Researchers at the Albany Medical Center in New York conducted the study by reviewing the medical records of 158 children under age 18, who were seen for frequent headaches between 2002 to 2011. The researchers compared the exam results of the children with headaches to the records of their previous eye exams and other relevant medical care. No significant correlation was found between headaches and the need for vision correction.

Although approximately 14% of the children reported that their headaches occurred while doing visual tasks, such as homework, and about 9% reported visual symptoms associated with their headaches, researchers found that the need for vision correction did not appear to be the primary cause or a significant factor.

Researchers noted that over time, headache improved in the majority (76.4%) of study participants, including those who received new vision correction prescriptions and those who did not. Additionally, children who received new prescriptions were not more likely to have their headaches improve.

“We hope our study will help reassure parents that, in most cases, their children’s headaches are not related to vision or eye problems, and that most headaches will clear up in time,” said Zachary Roth, MD, who led the research team. “The information should also be useful to family doctors and pediatricians in caring for children and parents who have this common health concern.”

The study was presented at the annual meeting of the American Academy of Ophthalmology in Chicago.
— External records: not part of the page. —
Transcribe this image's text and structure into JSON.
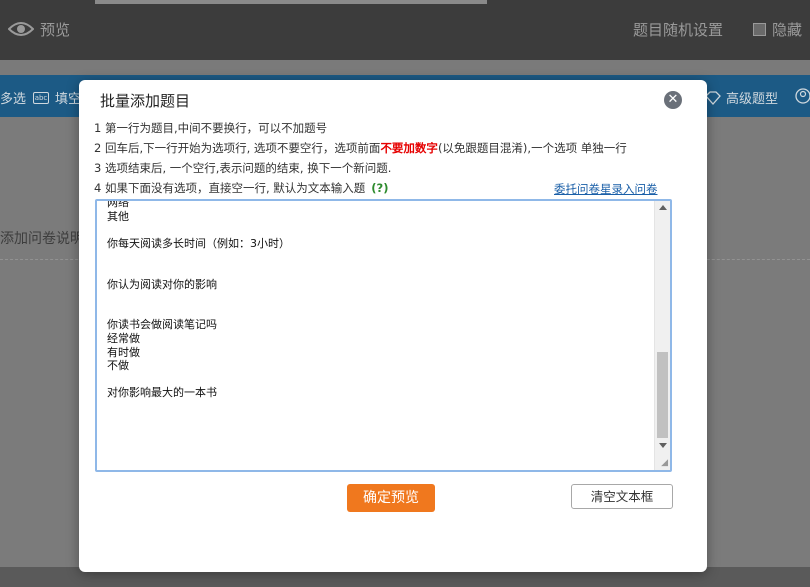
{
  "topbar": {
    "preview_label": "预览",
    "random_settings": "题目随机设置",
    "hide_label": "隐藏"
  },
  "toolbar": {
    "items": [
      "多选",
      "填空",
      "高级题型"
    ]
  },
  "background": {
    "add_description": "添加问卷说明"
  },
  "modal": {
    "title": "批量添加题目",
    "instructions": {
      "line1": "1 第一行为题目,中间不要换行，可以不加题号",
      "line2_pre": "2 回车后,下一行开始为选项行, 选项不要空行，选项前面",
      "line2_red": "不要加数字",
      "line2_post": "(以免跟题目混淆),一个选项 单独一行",
      "line3": "3 选项结束后, 一个空行,表示问题的结束, 换下一个新问题.",
      "line4": "4 如果下面没有选项，直接空一行, 默认为文本输入题",
      "help": "(?)"
    },
    "delegate_link": "委托问卷星录入问卷",
    "textarea_lines": [
      "网络",
      "其他",
      "",
      "你每天阅读多长时间（例如：3小时）",
      "",
      "",
      "你认为阅读对你的影响",
      "",
      "",
      "你读书会做阅读笔记吗",
      "经常做",
      "有时做",
      "不做",
      "",
      "对你影响最大的一本书"
    ],
    "confirm_button": "确定预览",
    "clear_button": "清空文本框"
  }
}
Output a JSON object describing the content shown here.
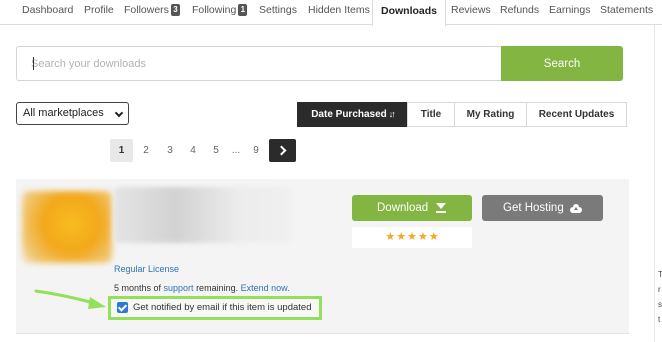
{
  "tabs": [
    {
      "label": "Dashboard",
      "count": null
    },
    {
      "label": "Profile",
      "count": null
    },
    {
      "label": "Followers",
      "count": "3"
    },
    {
      "label": "Following",
      "count": "1"
    },
    {
      "label": "Settings",
      "count": null
    },
    {
      "label": "Hidden Items",
      "count": null
    },
    {
      "label": "Downloads",
      "count": null,
      "active": true
    },
    {
      "label": "Reviews",
      "count": null
    },
    {
      "label": "Refunds",
      "count": null
    },
    {
      "label": "Earnings",
      "count": null
    },
    {
      "label": "Statements",
      "count": null
    }
  ],
  "search": {
    "placeholder": "Search your downloads",
    "value": "",
    "button_label": "Search"
  },
  "filter": {
    "marketplace_selected": "All marketplaces"
  },
  "sort": {
    "buttons": [
      "Date Purchased",
      "Title",
      "My Rating",
      "Recent Updates"
    ],
    "active": "Date Purchased",
    "active_icon": "sort-descending-icon"
  },
  "pagination": {
    "current": "1",
    "pages": [
      "1",
      "2",
      "3",
      "4",
      "5",
      "...",
      "9"
    ],
    "next_icon": "chevron-right-icon"
  },
  "item": {
    "license": "Regular License",
    "support_prefix": "5 months of ",
    "support_link": "support",
    "support_middle": " remaining. ",
    "extend_link": "Extend now.",
    "notify_label": "Get notified by email if this item is updated",
    "notify_checked": true,
    "download_label": "Download",
    "hosting_label": "Get Hosting",
    "rating_stars": 5
  },
  "side_letters": [
    "T",
    "r",
    "s",
    "t"
  ],
  "colors": {
    "accent_green": "#82b541",
    "highlight_green": "#93e05b",
    "dark": "#2b2b2b",
    "link_blue": "#2e72b8",
    "star_orange": "#f5a623",
    "hosting_gray": "#7a7a7a"
  }
}
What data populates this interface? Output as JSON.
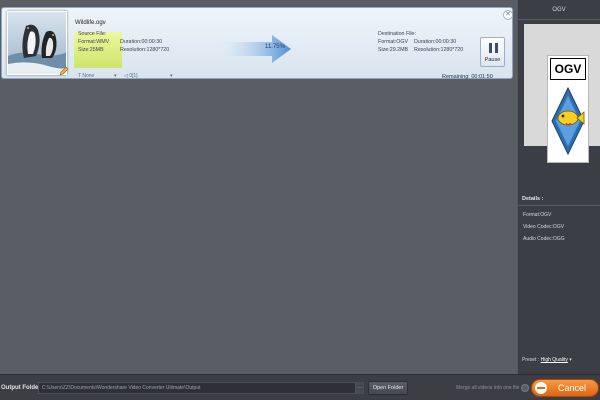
{
  "task": {
    "file_name": "Wildlife.ogv",
    "source": {
      "heading": "Source File:",
      "format": "Format:WMV",
      "size": "Size:25MB",
      "duration": "Duration:00:00:30",
      "resolution": "Resolution:1280*720"
    },
    "progress_text": "11.75%",
    "progress_percent": 11.75,
    "destination": {
      "heading": "Destination File:",
      "format": "Format:OGV",
      "size": "Size:29.2MB",
      "duration": "Duration:00:00:30",
      "resolution": "Resolution:1280*720"
    },
    "pause_label": "Pause",
    "close_glyph": "✕",
    "subtitle_select": "T None",
    "audio_select": "◁ 0[1]",
    "remaining": "Remaining: 00:01:50"
  },
  "panel": {
    "title": "OGV",
    "format_label": "OGV",
    "details_heading": "Details :",
    "details": [
      "Format:OGV",
      "Video Codec:OGV",
      "Audio Codec:OGG"
    ],
    "preset_label": "Preset :",
    "preset_value": "High Quality",
    "preset_caret": "▾"
  },
  "bottom": {
    "output_label": "Output Folder :",
    "output_path": "C:\\Users\\ZZ\\Documents\\Wondershare Video Converter Ultimate\\Output",
    "browse_glyph": "···",
    "open_folder_label": "Open Folder",
    "merge_label": "Merge all videos into one file",
    "cancel_label": "Cancel"
  },
  "colors": {
    "accent_orange": "#e2640f",
    "source_highlight": "#dcef86",
    "progress_blue": "#4d8fd0"
  }
}
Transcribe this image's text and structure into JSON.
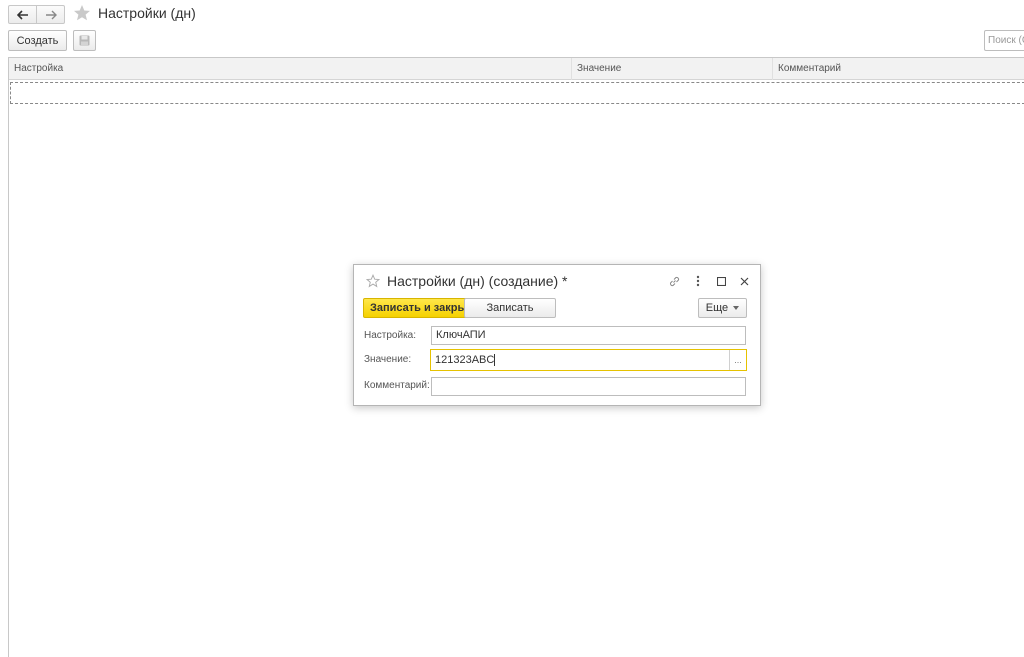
{
  "nav": {
    "back_icon": "arrow-left-icon",
    "forward_icon": "arrow-right-icon",
    "favorite_icon": "star-icon"
  },
  "page": {
    "title": "Настройки (дн)"
  },
  "toolbar": {
    "create_label": "Создать",
    "save_icon": "floppy-disk-icon",
    "search_placeholder": "Поиск (С"
  },
  "list": {
    "columns": [
      "Настройка",
      "Значение",
      "Комментарий"
    ]
  },
  "dialog": {
    "title": "Настройки (дн) (создание) *",
    "save_close_label": "Записать и закрыть",
    "save_label": "Записать",
    "more_label": "Еще",
    "fields": [
      {
        "label": "Настройка:",
        "value": "КлючАПИ"
      },
      {
        "label": "Значение:",
        "value": "121323ABC",
        "choice": "..."
      },
      {
        "label": "Комментарий:",
        "value": ""
      }
    ]
  },
  "colors": {
    "accent": "#f5d100",
    "active_border": "#e6c200",
    "border": "#c8c8c8"
  }
}
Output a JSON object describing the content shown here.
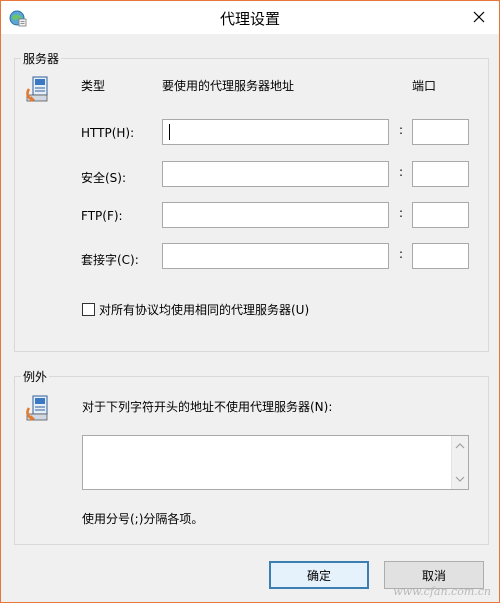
{
  "window": {
    "title": "代理设置"
  },
  "servers": {
    "group_label": "服务器",
    "header_type": "类型",
    "header_address": "要使用的代理服务器地址",
    "header_port": "端口",
    "rows": [
      {
        "label": "HTTP(H):",
        "address": "",
        "port": ""
      },
      {
        "label": "安全(S):",
        "address": "",
        "port": ""
      },
      {
        "label": "FTP(F):",
        "address": "",
        "port": ""
      },
      {
        "label": "套接字(C):",
        "address": "",
        "port": ""
      }
    ],
    "colon": ":",
    "same_proxy_checkbox": {
      "label": "对所有协议均使用相同的代理服务器(U)",
      "checked": false
    }
  },
  "exceptions": {
    "group_label": "例外",
    "description": "对于下列字符开头的地址不使用代理服务器(N):",
    "value": "",
    "hint": "使用分号(;)分隔各项。"
  },
  "buttons": {
    "ok": "确定",
    "cancel": "取消"
  },
  "watermark": "www.cfan.com.cn"
}
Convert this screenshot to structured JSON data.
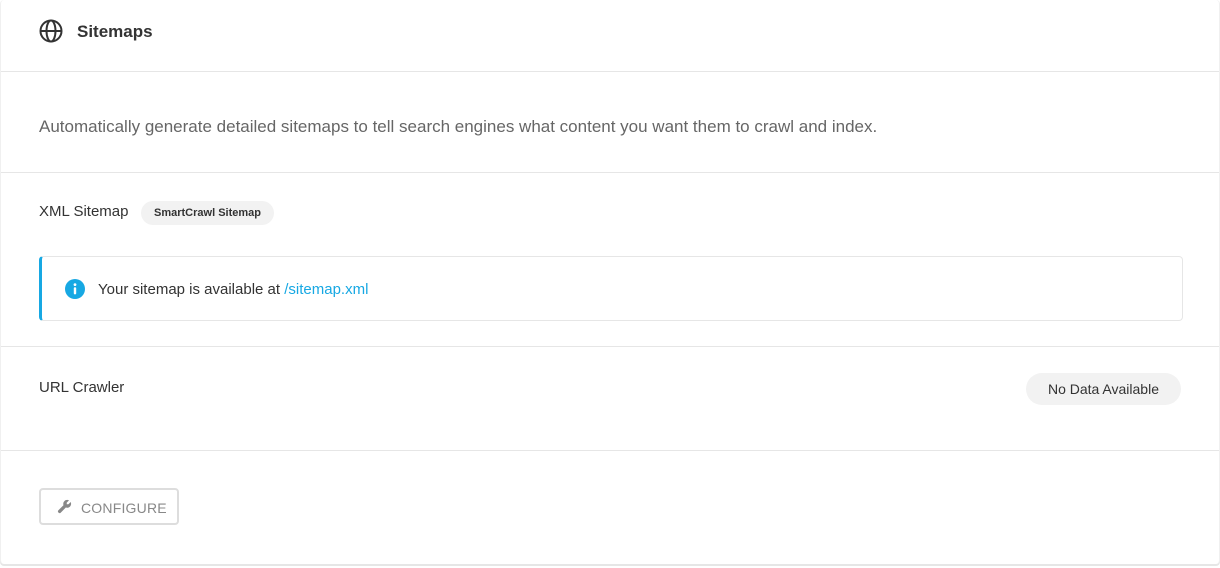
{
  "header": {
    "title": "Sitemaps",
    "icon": "globe-icon"
  },
  "description": "Automatically generate detailed sitemaps to tell search engines what content you want them to crawl and index.",
  "xml_sitemap": {
    "label": "XML Sitemap",
    "tag": "SmartCrawl Sitemap",
    "notice": {
      "icon": "info-icon",
      "text": "Your sitemap is available at",
      "link_text": "/sitemap.xml"
    }
  },
  "url_crawler": {
    "label": "URL Crawler",
    "status": "No Data Available"
  },
  "footer": {
    "configure_label": "CONFIGURE",
    "configure_icon": "wrench-icon"
  },
  "colors": {
    "accent": "#17a8e3",
    "text": "#333333",
    "muted": "#666666",
    "border": "#e6e6e6",
    "pill_bg": "#f2f2f2"
  }
}
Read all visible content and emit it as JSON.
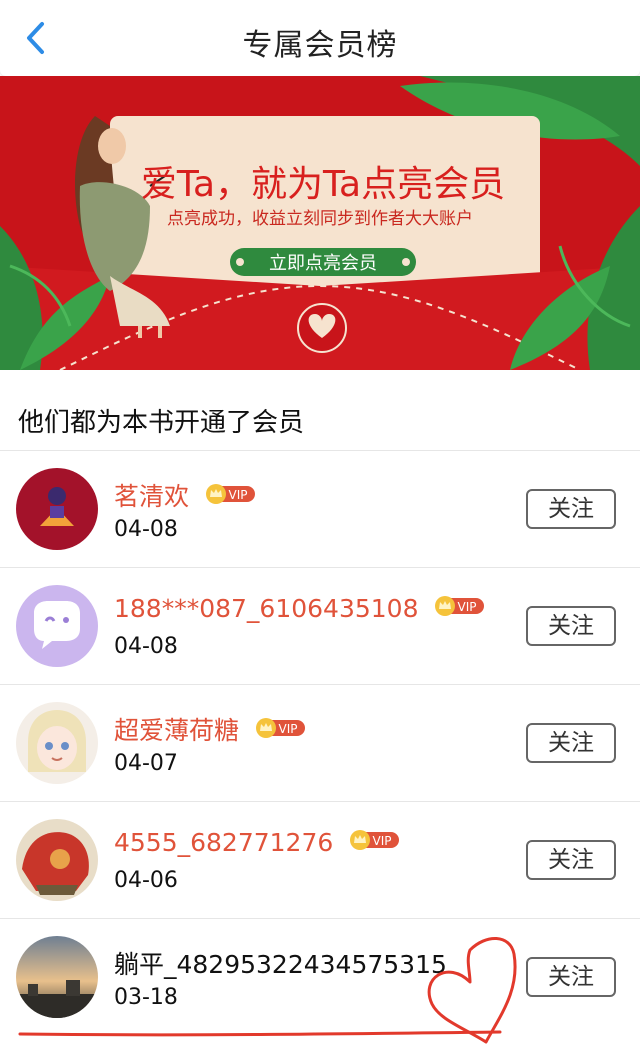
{
  "header": {
    "title": "专属会员榜",
    "back_icon": "chevron-left-icon"
  },
  "banner": {
    "headline": "爱Ta，就为Ta点亮会员",
    "subline": "点亮成功，收益立刻同步到作者大大账户",
    "cta": "立即点亮会员",
    "colors": {
      "background": "#c8141a",
      "card": "#f6e3cf",
      "button": "#2f8a3e",
      "text": "#d8201e"
    }
  },
  "section": {
    "title": "他们都为本书开通了会员"
  },
  "members": [
    {
      "name": "茗清欢",
      "date": "04-08",
      "vip": true,
      "follow_label": "关注"
    },
    {
      "name": "188***087_6106435108",
      "date": "04-08",
      "vip": true,
      "follow_label": "关注"
    },
    {
      "name": "超爱薄荷糖",
      "date": "04-07",
      "vip": true,
      "follow_label": "关注"
    },
    {
      "name": "4555_682771276",
      "date": "04-06",
      "vip": true,
      "follow_label": "关注"
    },
    {
      "name": "躺平_48295322434575315",
      "date": "03-18",
      "vip": false,
      "follow_label": "关注"
    }
  ],
  "vip_badge": {
    "label": "VIP",
    "icon": "crown-icon",
    "color": "#e0533a"
  }
}
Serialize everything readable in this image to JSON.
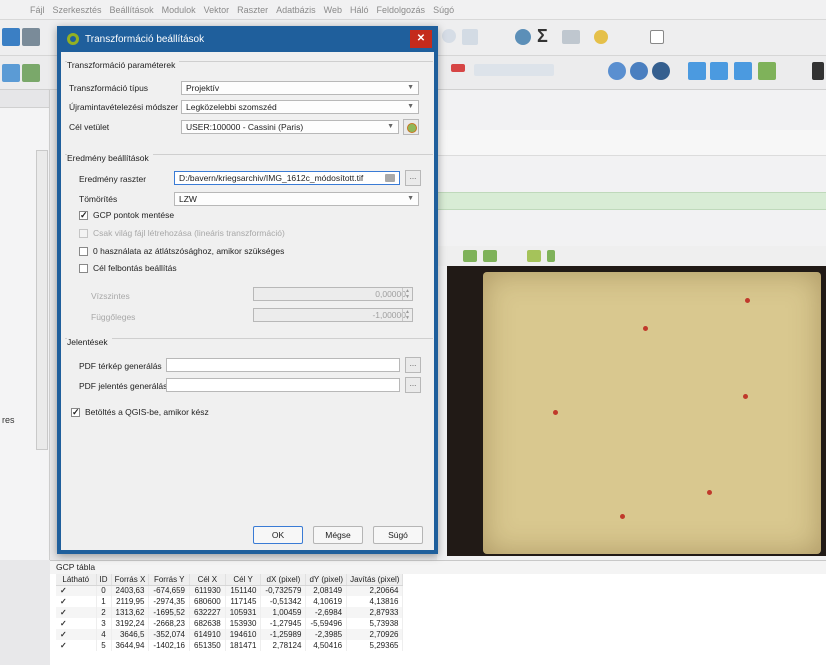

The findings have not yet been published in a peer-reviewed journal and should be considered preliminary.

Shortly after the study was released, Jean-Pierre Lagacé, a doctor of optometry from Montreal, Quebec, raised concerns on his clinic’s blog, noting that the study did not include information on why the headaches resolved, and he suggested troubling possibilities for their improvement.

“We must understand that headaches are mostly caused by the use of near vision (reading, writing, video games, etc.), often there is an eye alignment problem or a focusing problem,” he wrote. “If the problem persists, the visual system will make significant concessions to solve the problem. Most of the time, as an adaptation to visual stress, we will see the child become myopic. Headaches do not go away without other visual problems appearing. But the authors did not take this into account.”

This contradictory information may leave parents and those who work with children uncertain of the best course of action where headaches are concerned. Arthur Elkind, MD, the president of NHF’s board of directors, noted that there have been some areas of disagreement between opticians and ophthalmologists regarding visual impairment, eye muscle issues and headaches, especially in the pediatric age group.

Overall, Dr. Elkind said, the study aligned with his own experience in the headache field.

“Physicians studying headache disorders in children have often noted resolution as the child ages,” he said. “The study’s findings correspond with my clinical impression, as well as the impressions of other physicians, that headache disorders often resolve over time in children.”